As the Star went to press, the French state-owned firm was reported to have given the green light to a third plant at Hinkley Point in Somerset with a final investment.

Gerard Magnin, one of EDF’s 18 board members, stepped down saying that the £18 billion project was financially “highly risky” and would lead France away from renewable energy.

The project has been mired in controversy over its cost since it was originally proposed in 2008, with French unions delaying it over fears that it could bankrupt EDF.

The go-ahead was welcomed by British trade unions but criticised by environmental campaigners.

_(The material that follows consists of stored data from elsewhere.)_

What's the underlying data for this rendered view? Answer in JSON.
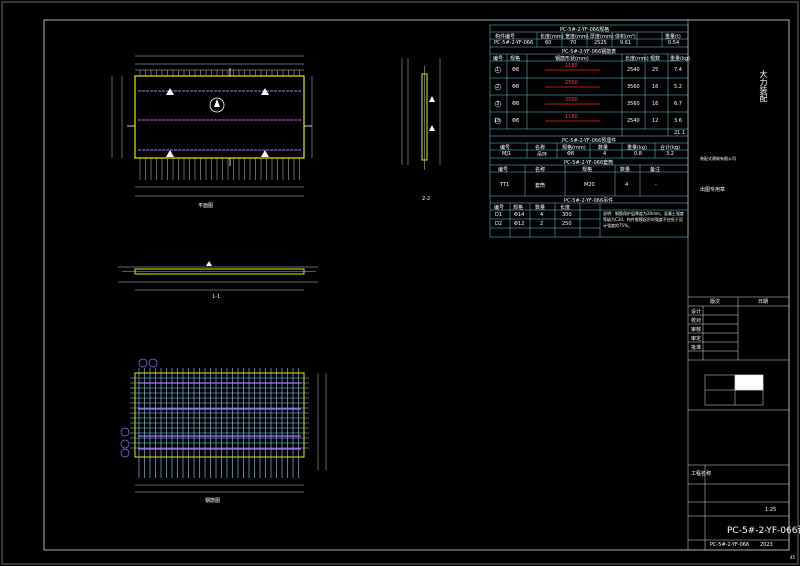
{
  "drawing_number": "PC-5#-2-YF-066",
  "page_number": "45",
  "views": {
    "plan_label": "平面图",
    "section_11_label": "1-1",
    "section_22_label": "2-2",
    "rebar_label": "钢筋图"
  },
  "table1": {
    "title": "PC-5#-2-YF-066规格",
    "headers": [
      "构件编号",
      "长度(mm)",
      "宽度(mm)",
      "厚度(mm)",
      "体积(m³)",
      "重量(t)"
    ],
    "row": [
      "PC-5#-2-YF-066",
      "60",
      "70",
      "2525",
      "9.61",
      "0.54"
    ]
  },
  "table2": {
    "title": "PC-5#-2-YF-066钢筋表",
    "headers": [
      "编号",
      "规格",
      "钢筋形状(mm)",
      "长度(mm)",
      "根数",
      "重量(kg)"
    ],
    "rows": [
      [
        "1",
        "Φ8",
        "1180",
        "2540",
        "25",
        "7.4"
      ],
      [
        "2",
        "Φ8",
        "2500",
        "3560",
        "16",
        "5.2"
      ],
      [
        "3",
        "Φ8",
        "2500",
        "3560",
        "16",
        "6.7"
      ],
      [
        "1b",
        "Φ8",
        "1180",
        "2540",
        "12",
        "3.6"
      ]
    ],
    "total": "21.1"
  },
  "table3": {
    "title": "PC-5#-2-YF-066预埋件",
    "headers": [
      "编号",
      "名称",
      "规格(mm)",
      "数量",
      "重量(kg)",
      "合计(kg)"
    ],
    "row": [
      "MJ1",
      "吊环",
      "Φ8",
      "4",
      "0.8",
      "3.2"
    ]
  },
  "table4": {
    "title": "PC-5#-2-YF-066套筒",
    "headers": [
      "编号",
      "名称",
      "规格",
      "数量",
      "备注"
    ],
    "row": [
      "TT1",
      "套筒",
      "M20",
      "4",
      "-"
    ]
  },
  "table5": {
    "title": "PC-5#-2-YF-066吊件",
    "headers": [
      "编号",
      "规格",
      "数量",
      "长度"
    ],
    "rows": [
      [
        "D1",
        "Φ14",
        "4",
        "300"
      ],
      [
        "D2",
        "Φ12",
        "2",
        "250"
      ]
    ],
    "note": "说明：钢筋保护层厚度为20mm，混凝土强度等级为C30，构件脱模起吊时强度不应低于设计强度的75%。"
  },
  "title_block": {
    "company": "大力装配",
    "sub": "装配式建筑有限公司",
    "stamp": "出图专用章",
    "project_label": "工程名称",
    "review_rows": [
      "设计",
      "校对",
      "审核",
      "审定",
      "批准"
    ],
    "version_header": [
      "版次",
      "日期"
    ],
    "drawing_title": "PC-5#-2-YF-066详图",
    "scale": "1:25",
    "date": "2023"
  }
}
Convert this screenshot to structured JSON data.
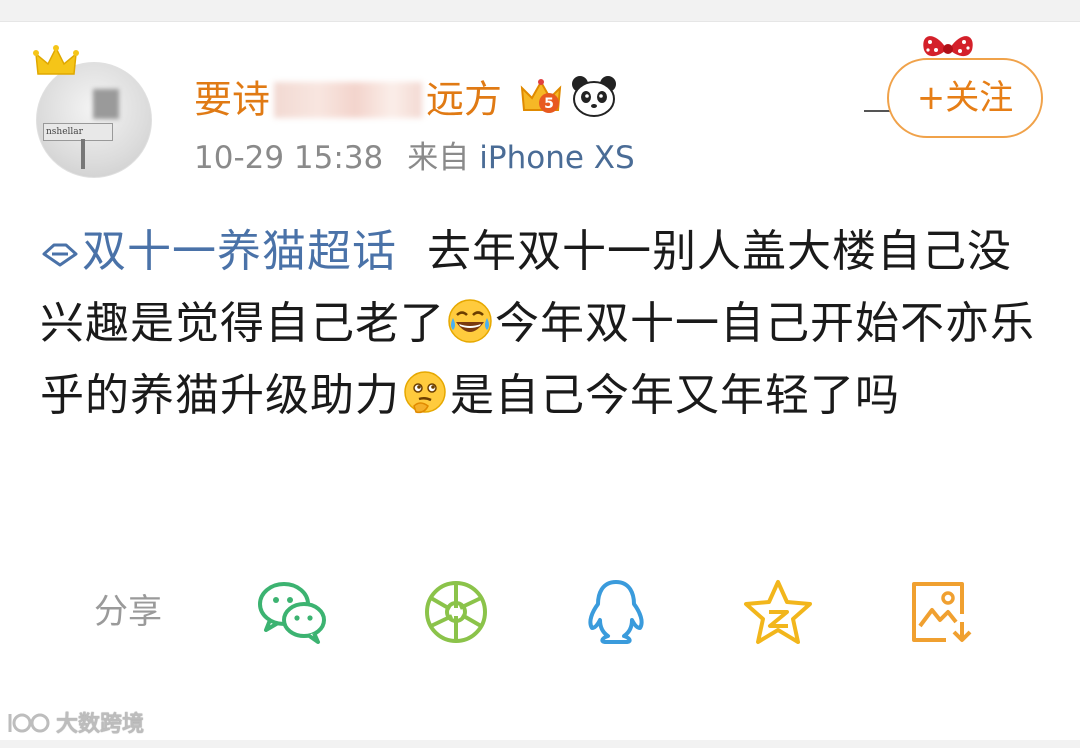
{
  "header": {
    "username_prefix": "要诗",
    "username_suffix": "远方",
    "timestamp": "10-29 15:38",
    "source_label": "来自",
    "device": "iPhone XS",
    "follow_button": "+关注",
    "avatar_sign_text": "nshellar",
    "vip_badge_number": "5"
  },
  "post": {
    "topic": "双十一养猫超话",
    "segment_1": "去年双十一别人盖大楼自己没兴趣是觉得自己老了",
    "segment_2": "今年双十一自己开始不亦乐乎的养猫升级助力",
    "segment_3": "是自己今年又年轻了吗",
    "emoji_1": "laugh-cry-emoji",
    "emoji_2": "thinking-emoji"
  },
  "share": {
    "label": "分享",
    "targets": [
      "wechat",
      "moments",
      "qq",
      "qzone",
      "save-image"
    ]
  },
  "watermark": {
    "text": "大数跨境"
  },
  "colors": {
    "username": "#e07a14",
    "topic": "#4a72a8",
    "device": "#4a6c96",
    "follow": "#e67e16",
    "wechat": "#3cb371",
    "moments": "#8bc34a",
    "qq": "#3a9bdc",
    "qzone": "#f2b61c",
    "save": "#f0a030"
  }
}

Hinkley Point C will provide 7 per cent of Britain’s electricity over its 60-year lifetime and the government has pledged to pay EDF £92.50 for each megawatt hour of energy it generates until the 2060s.

Unite national officer for energy Kevin Coyne said: “We urge the EDF board to give the financial go-ahead on a project which will generate thousands of decent, skilled jobs and help meet the energy needs of the UK for generations to come.”

But CND general secretary Kate Hudson warned: “The new power plant will saddle future generations with an astronomical environmental and economic debt.

“Rather than spending billions subsidising the French state’s energy industry, the government should be investing in renewable energy here in the United Kingdom.”